If the use of texting meets a need to communicate with friends. Perhaps suggest that she see them “for real” more often to do an activity together.
Establish rules at home, valid for everyone, leaving your smartphone off from a certain time, for example.
A difficult but possible disconnection
For some people, hyper-connection has become a behavioral habit. We get up by checking who wrote a message, we spend the day checking or sending it and we go to bed with it. The cellphone has become the new security blanket, which it cannot be separated from, just like alcohol or tobacco.

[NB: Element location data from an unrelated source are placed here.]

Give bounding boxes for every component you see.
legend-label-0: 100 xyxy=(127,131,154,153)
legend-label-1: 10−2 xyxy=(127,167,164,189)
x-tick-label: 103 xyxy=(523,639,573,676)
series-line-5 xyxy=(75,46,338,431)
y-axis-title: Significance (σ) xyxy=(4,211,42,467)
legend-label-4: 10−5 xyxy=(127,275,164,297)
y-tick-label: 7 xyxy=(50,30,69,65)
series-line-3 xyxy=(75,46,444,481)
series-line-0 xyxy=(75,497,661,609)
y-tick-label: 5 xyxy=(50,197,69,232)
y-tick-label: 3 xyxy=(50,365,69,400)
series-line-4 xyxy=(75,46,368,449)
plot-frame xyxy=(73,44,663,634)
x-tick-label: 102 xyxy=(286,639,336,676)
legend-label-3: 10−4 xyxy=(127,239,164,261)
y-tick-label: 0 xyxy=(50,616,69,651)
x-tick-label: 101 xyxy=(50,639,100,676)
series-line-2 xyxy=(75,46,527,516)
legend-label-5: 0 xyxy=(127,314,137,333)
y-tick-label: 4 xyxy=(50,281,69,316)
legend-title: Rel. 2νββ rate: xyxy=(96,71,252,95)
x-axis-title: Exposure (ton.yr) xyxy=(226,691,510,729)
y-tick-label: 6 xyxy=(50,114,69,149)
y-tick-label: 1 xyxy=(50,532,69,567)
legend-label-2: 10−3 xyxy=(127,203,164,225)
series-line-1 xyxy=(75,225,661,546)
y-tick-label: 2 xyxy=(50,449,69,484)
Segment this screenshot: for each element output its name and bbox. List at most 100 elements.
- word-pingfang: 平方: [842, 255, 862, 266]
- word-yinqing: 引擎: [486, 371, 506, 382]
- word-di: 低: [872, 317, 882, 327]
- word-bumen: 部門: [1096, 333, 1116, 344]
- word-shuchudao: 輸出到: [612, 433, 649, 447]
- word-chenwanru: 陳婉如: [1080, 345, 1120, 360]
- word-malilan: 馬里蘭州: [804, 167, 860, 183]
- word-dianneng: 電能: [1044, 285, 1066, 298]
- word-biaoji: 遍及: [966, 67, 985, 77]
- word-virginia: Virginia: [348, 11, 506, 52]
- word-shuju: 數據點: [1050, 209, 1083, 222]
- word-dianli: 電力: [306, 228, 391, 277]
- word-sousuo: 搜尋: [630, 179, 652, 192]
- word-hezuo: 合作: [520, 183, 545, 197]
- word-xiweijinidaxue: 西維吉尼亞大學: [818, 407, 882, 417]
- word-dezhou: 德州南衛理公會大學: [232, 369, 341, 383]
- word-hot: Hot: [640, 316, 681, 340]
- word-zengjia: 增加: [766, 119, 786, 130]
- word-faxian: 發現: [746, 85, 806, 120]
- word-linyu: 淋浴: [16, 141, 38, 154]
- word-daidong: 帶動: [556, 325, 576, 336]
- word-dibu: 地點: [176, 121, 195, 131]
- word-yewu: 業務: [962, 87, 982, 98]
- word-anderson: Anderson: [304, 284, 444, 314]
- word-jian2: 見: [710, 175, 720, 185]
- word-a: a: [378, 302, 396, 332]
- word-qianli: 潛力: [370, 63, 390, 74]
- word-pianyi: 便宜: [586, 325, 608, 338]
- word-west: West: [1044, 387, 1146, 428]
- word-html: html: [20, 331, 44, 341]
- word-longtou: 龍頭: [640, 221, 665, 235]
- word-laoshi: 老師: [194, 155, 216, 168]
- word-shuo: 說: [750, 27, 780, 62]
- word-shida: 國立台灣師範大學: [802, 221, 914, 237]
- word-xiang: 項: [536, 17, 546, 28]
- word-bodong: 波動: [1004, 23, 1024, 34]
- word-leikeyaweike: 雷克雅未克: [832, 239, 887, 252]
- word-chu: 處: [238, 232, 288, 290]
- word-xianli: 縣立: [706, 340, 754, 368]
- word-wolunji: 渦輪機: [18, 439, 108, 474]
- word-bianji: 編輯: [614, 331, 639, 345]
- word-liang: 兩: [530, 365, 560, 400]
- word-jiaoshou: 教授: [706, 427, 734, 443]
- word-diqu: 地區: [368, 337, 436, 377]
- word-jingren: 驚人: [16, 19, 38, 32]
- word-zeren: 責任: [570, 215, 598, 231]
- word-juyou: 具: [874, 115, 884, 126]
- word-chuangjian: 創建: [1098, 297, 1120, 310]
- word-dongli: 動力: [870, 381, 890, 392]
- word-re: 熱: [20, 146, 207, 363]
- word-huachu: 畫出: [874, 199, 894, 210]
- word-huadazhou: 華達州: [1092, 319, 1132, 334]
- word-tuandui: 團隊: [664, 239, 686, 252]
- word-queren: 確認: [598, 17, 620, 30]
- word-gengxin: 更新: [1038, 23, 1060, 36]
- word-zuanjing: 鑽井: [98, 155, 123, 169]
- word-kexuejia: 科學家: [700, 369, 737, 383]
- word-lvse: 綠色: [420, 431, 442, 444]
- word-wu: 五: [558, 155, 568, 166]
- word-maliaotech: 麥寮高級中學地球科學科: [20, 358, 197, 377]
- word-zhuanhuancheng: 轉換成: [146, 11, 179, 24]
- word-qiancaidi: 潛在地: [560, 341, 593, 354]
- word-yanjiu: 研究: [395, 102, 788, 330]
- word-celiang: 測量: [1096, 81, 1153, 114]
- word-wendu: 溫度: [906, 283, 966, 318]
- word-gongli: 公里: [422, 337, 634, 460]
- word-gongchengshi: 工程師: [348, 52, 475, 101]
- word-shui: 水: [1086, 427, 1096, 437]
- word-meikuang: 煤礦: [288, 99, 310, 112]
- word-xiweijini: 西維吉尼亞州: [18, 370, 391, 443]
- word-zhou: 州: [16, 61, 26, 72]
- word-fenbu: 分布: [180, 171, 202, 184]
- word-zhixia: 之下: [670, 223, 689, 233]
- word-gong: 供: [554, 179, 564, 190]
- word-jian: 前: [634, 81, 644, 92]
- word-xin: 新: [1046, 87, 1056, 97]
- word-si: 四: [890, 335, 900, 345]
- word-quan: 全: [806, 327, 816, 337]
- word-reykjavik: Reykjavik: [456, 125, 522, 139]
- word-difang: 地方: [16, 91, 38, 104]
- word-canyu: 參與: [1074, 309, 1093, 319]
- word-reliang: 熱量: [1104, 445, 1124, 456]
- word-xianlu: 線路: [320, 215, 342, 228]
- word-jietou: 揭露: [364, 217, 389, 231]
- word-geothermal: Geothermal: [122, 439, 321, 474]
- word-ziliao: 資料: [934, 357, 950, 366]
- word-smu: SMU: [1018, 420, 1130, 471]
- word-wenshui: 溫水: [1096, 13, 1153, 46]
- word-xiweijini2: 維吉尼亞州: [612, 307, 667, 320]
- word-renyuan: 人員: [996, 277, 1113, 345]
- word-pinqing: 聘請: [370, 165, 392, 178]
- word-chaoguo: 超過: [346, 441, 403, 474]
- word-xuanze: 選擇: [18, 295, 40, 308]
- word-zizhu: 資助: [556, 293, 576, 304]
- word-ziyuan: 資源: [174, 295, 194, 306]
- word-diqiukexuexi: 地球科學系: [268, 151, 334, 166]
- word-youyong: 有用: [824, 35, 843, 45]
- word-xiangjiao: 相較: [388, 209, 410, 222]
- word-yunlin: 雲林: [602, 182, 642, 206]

According to a British study, 66% of smartphone users feel pain if they have to do without them.
Clinical psychologist Stéphanie Bertholon – author of the book Live better in a stressful world (Odile Jacob, 2013) – details the phenomenon and explains that the most accurate comparison is with alcohol: “the adolescent is faced with an unconscious dependence because the practice is socially accepted”.
This type of excessive use can reflect great anxiety, the fear of being rejected, not liked, not popular. And in this case you have to work on self-confidence, stress.
Being in constant contact through texting only worsens the discomfort. In medical parlance, the smartphone sometimes becomes an object ” contraphobic », which reassures and appeases fears (of s‘bored‘êbe alone, from there‘uncertainty, etc.), but if the adolescent l‘uses too much, he maintains the‘anxiété, because it becomes more and more difficult to tolérer his émotions.
Stéphanie Bertholon gives some ideas to start disconnecting:
- The patient sets his goal: to regain power over his phone;
- Take action by removing automatic notifications;
- Identify the times when it is not useful to send texts;
- Find a place for him where he leaves him during an activity;
- Find one or more replacement activities.
This addiction can be the result of deficiencies: attachment, belonging to a group or the need for recognition. It is important to question these unconscious weaknesses with a professional in order to become aware of them. This step can allow the teenager to disconnect and especially not to replace texting with other compensatory behavior.